No panorama filosófico do século XX, a obra de Gaston Bachelard é uma reflexão referencial sobre a ciência e os saberes objetivos em que se revela outra direção fundamental do seu pensamento – a poética. A psicanálise vem em auxílio de uma ideia implícita na obra de Bachelard: o homem é um ser que se percebe na sua relação de habitação e familiaridade inquietante com as coisas do mundo. Essa é a condição do ser que vive num mundo constituído por saberes e verdades que ele próprio inventa. A poesia e a ciência é uma forma de compreender a relação do homem com o seu saber.
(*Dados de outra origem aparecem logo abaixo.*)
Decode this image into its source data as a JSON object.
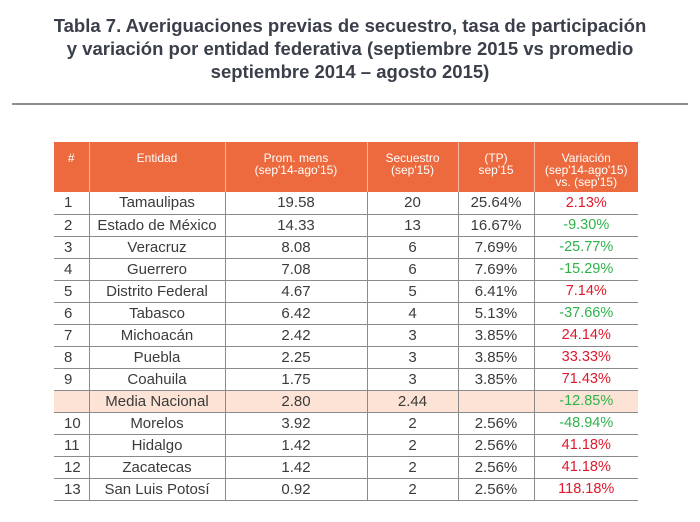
{
  "title": {
    "lines": [
      "Tabla 7. Averiguaciones previas de secuestro, tasa de participación",
      "y variación por entidad federativa (septiembre 2015 vs promedio",
      "septiembre 2014 – agosto 2015)"
    ]
  },
  "table": {
    "headers": [
      "#",
      "Entidad",
      "Prom. mens\n(sep'14-ago'15)",
      "Secuestro\n(sep'15)",
      "(TP)\nsep'15",
      "Variación\n(sep'14-ago'15)\nvs. (sep'15)"
    ],
    "rows": [
      {
        "num": "1",
        "entidad": "Tamaulipas",
        "prom": "19.58",
        "secuestro": "20",
        "tp": "25.64%",
        "variacion": "2.13%",
        "sign": "pos"
      },
      {
        "num": "2",
        "entidad": "Estado de México",
        "prom": "14.33",
        "secuestro": "13",
        "tp": "16.67%",
        "variacion": "-9.30%",
        "sign": "neg"
      },
      {
        "num": "3",
        "entidad": "Veracruz",
        "prom": "8.08",
        "secuestro": "6",
        "tp": "7.69%",
        "variacion": "-25.77%",
        "sign": "neg"
      },
      {
        "num": "4",
        "entidad": "Guerrero",
        "prom": "7.08",
        "secuestro": "6",
        "tp": "7.69%",
        "variacion": "-15.29%",
        "sign": "neg"
      },
      {
        "num": "5",
        "entidad": "Distrito Federal",
        "prom": "4.67",
        "secuestro": "5",
        "tp": "6.41%",
        "variacion": "7.14%",
        "sign": "pos"
      },
      {
        "num": "6",
        "entidad": "Tabasco",
        "prom": "6.42",
        "secuestro": "4",
        "tp": "5.13%",
        "variacion": "-37.66%",
        "sign": "neg"
      },
      {
        "num": "7",
        "entidad": "Michoacán",
        "prom": "2.42",
        "secuestro": "3",
        "tp": "3.85%",
        "variacion": "24.14%",
        "sign": "pos"
      },
      {
        "num": "8",
        "entidad": "Puebla",
        "prom": "2.25",
        "secuestro": "3",
        "tp": "3.85%",
        "variacion": "33.33%",
        "sign": "pos"
      },
      {
        "num": "9",
        "entidad": "Coahuila",
        "prom": "1.75",
        "secuestro": "3",
        "tp": "3.85%",
        "variacion": "71.43%",
        "sign": "pos"
      },
      {
        "num": "",
        "entidad": "Media Nacional",
        "prom": "2.80",
        "secuestro": "2.44",
        "tp": "",
        "variacion": "-12.85%",
        "sign": "neg",
        "highlight": true
      },
      {
        "num": "10",
        "entidad": "Morelos",
        "prom": "3.92",
        "secuestro": "2",
        "tp": "2.56%",
        "variacion": "-48.94%",
        "sign": "neg"
      },
      {
        "num": "11",
        "entidad": "Hidalgo",
        "prom": "1.42",
        "secuestro": "2",
        "tp": "2.56%",
        "variacion": "41.18%",
        "sign": "pos"
      },
      {
        "num": "12",
        "entidad": "Zacatecas",
        "prom": "1.42",
        "secuestro": "2",
        "tp": "2.56%",
        "variacion": "41.18%",
        "sign": "pos"
      },
      {
        "num": "13",
        "entidad": "San Luis Potosí",
        "prom": "0.92",
        "secuestro": "2",
        "tp": "2.56%",
        "variacion": "118.18%",
        "sign": "pos"
      }
    ]
  },
  "colors": {
    "header_bg": "#ec6a3e",
    "highlight_bg": "#fce3d6",
    "positive": "#e0182d",
    "negative": "#2eb34a"
  }
}
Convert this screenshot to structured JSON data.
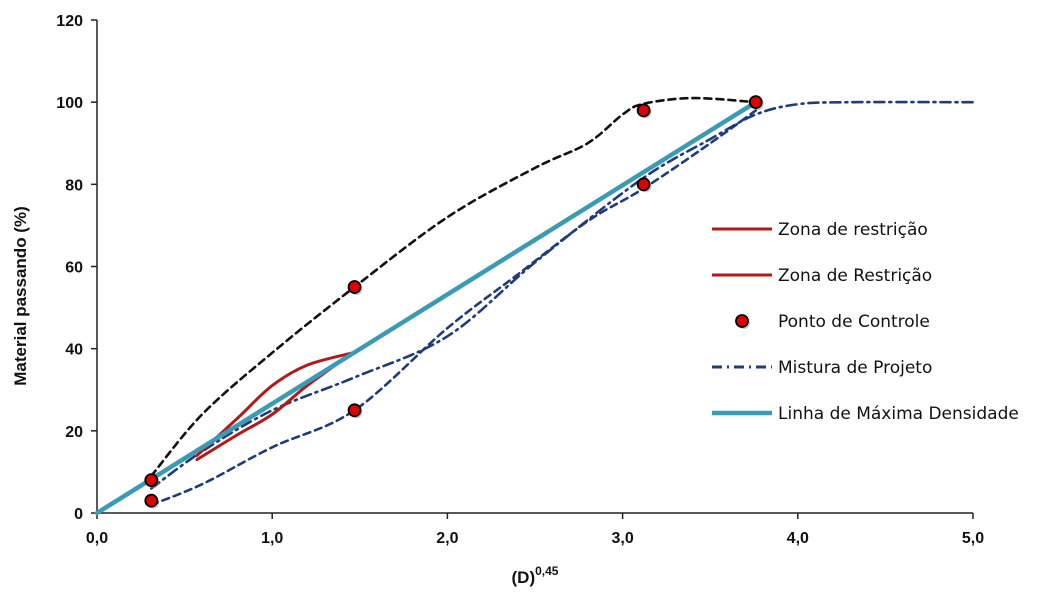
{
  "chart_data": {
    "type": "line",
    "title": "",
    "xlabel_base": "(D)",
    "xlabel_sup": "0,45",
    "ylabel": "Material passando (%)",
    "xlim": [
      0,
      5
    ],
    "ylim": [
      0,
      120
    ],
    "x_ticks": [
      "0,0",
      "1,0",
      "2,0",
      "3,0",
      "4,0",
      "5,0"
    ],
    "y_ticks": [
      "0",
      "20",
      "40",
      "60",
      "80",
      "100",
      "120"
    ],
    "grid": false,
    "legend_position": "right",
    "series": [
      {
        "name": "Zona de restrição",
        "style": "solid",
        "color": "#b11a1a",
        "x": [
          0.57,
          0.8,
          1.0,
          1.2,
          1.46
        ],
        "y": [
          13,
          19,
          24,
          31,
          39
        ]
      },
      {
        "name": "Zona de Restrição",
        "style": "solid",
        "color": "#b11a1a",
        "x": [
          0.57,
          0.8,
          1.0,
          1.2,
          1.46
        ],
        "y": [
          14,
          23,
          31,
          36,
          39
        ]
      },
      {
        "name": "Ponto de Controle",
        "style": "markers",
        "color": "#e00000",
        "x": [
          0.31,
          0.31,
          1.47,
          1.47,
          3.12,
          3.12,
          3.76
        ],
        "y": [
          8,
          3,
          55,
          25,
          98,
          80,
          100
        ]
      },
      {
        "name": "Mistura de Projeto",
        "style": "dashdot",
        "color": "#1f3c78",
        "x": [
          0.31,
          0.6,
          1.0,
          1.47,
          2.0,
          2.5,
          3.1,
          3.5,
          3.76,
          4.0,
          4.3,
          5.0
        ],
        "y": [
          6,
          15,
          25,
          33,
          43,
          61,
          81,
          91,
          97,
          99.5,
          100,
          100
        ]
      },
      {
        "name": "Linha de Máxima Densidade",
        "style": "solid",
        "color": "#3b9bb5",
        "x": [
          0.0,
          3.76
        ],
        "y": [
          0,
          100
        ]
      },
      {
        "name": "",
        "style": "dashed",
        "color": "#111111",
        "x": [
          0.31,
          0.6,
          1.0,
          1.47,
          2.0,
          2.5,
          2.8,
          3.0,
          3.12,
          3.4,
          3.76
        ],
        "y": [
          9,
          24,
          39,
          55,
          72,
          84,
          90,
          97,
          99.6,
          101,
          100
        ]
      },
      {
        "name": "",
        "style": "dashed",
        "color": "#1f3c78",
        "x": [
          0.31,
          0.6,
          1.0,
          1.47,
          2.0,
          2.4,
          2.8,
          3.12,
          3.5,
          3.76
        ],
        "y": [
          2,
          7,
          16,
          25,
          45,
          58,
          71,
          79,
          90,
          98
        ]
      }
    ]
  }
}
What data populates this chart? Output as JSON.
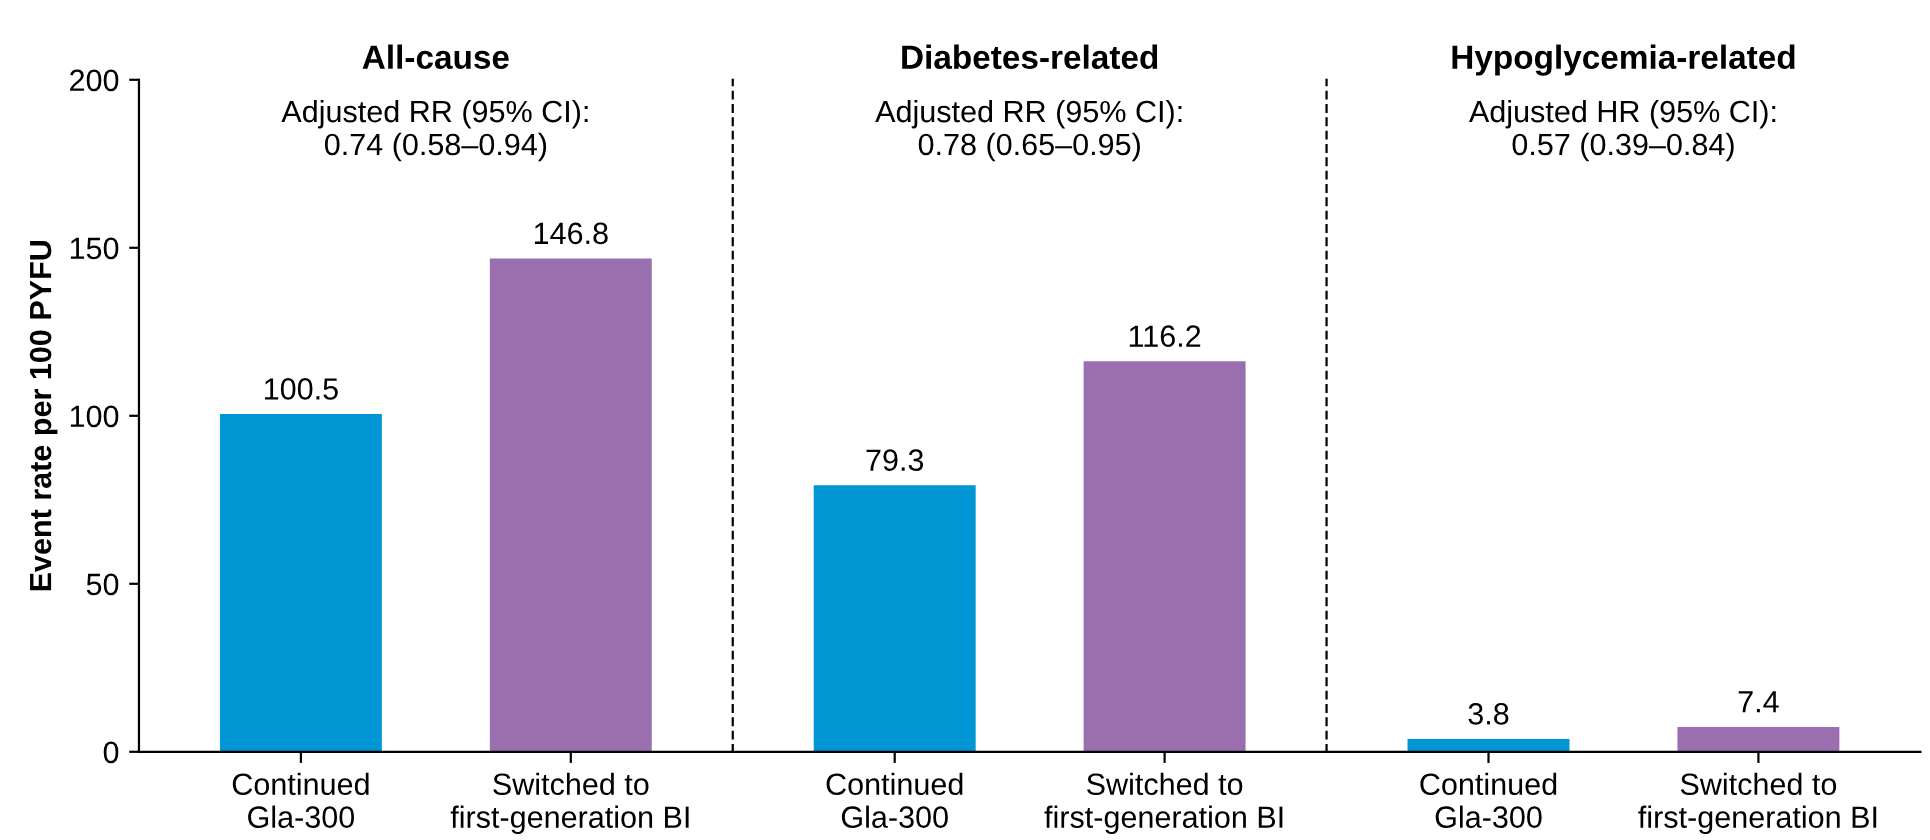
{
  "chart_data": [
    {
      "type": "bar",
      "title": "All-cause",
      "ylabel": "Event rate per 100 PYFU",
      "categories": [
        "Continued\nGla-300",
        "Switched to\nfirst-generation BI"
      ],
      "values": [
        100.5,
        146.8
      ],
      "colors": [
        "#0095d5",
        "#9a6faf"
      ],
      "data_labels": true,
      "ylim": [
        0,
        200
      ],
      "yticks": [
        0,
        50,
        100,
        150,
        200
      ],
      "annotations": [
        "Adjusted RR (95% CI):\n0.74 (0.58–0.94)"
      ]
    },
    {
      "type": "bar",
      "title": "Diabetes-related",
      "categories": [
        "Continued\nGla-300",
        "Switched to\nfirst-generation BI"
      ],
      "values": [
        79.3,
        116.2
      ],
      "colors": [
        "#0095d5",
        "#9a6faf"
      ],
      "data_labels": true,
      "ylim": [
        0,
        200
      ],
      "tick_labels": "x",
      "annotations": [
        "Adjusted RR (95% CI):\n0.78 (0.65–0.95)"
      ]
    },
    {
      "type": "bar",
      "title": "Hypoglycemia-related",
      "categories": [
        "Continued\nGla-300",
        "Switched to\nfirst-generation BI"
      ],
      "values": [
        3.8,
        7.4
      ],
      "colors": [
        "#0095d5",
        "#9a6faf"
      ],
      "data_labels": true,
      "ylim": [
        0,
        200
      ],
      "tick_labels": "x",
      "annotations": [
        "Adjusted HR (95% CI):\n0.57 (0.39–0.84)"
      ]
    }
  ]
}
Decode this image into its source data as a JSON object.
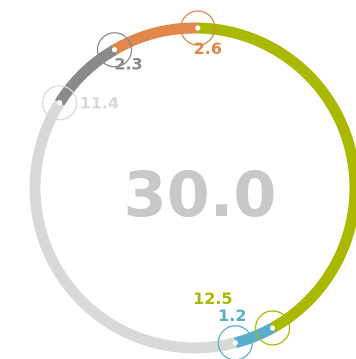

O nascimento de tal categoria decorre do desdobramento de questões relativas ao tempo incluídas em obras anteriores como: “L´intuition de l`instant” (1932), e “La dialéctique de la durée”, (1936), nas quais Bachelard desenvolve as teses da instantaneidade e da descontinuidade temporais. Neste sentido da durée bergsoniana, Bachelard contrapõe a noção de descontinuidade temporal. O tempo e a instantaneidade correspondem, para ele a problemática presente no livro: “L´intuition de l`instant”, a saber, que o tempo é uma realidade fechada sobre o instante e interrompida entre dois nadas. O tempo poderá renascer, mas é necessário primeiramente que ele morra. Ele não poderá transportar o seu ser de um instante para outro instante para daí fazer uma duração. 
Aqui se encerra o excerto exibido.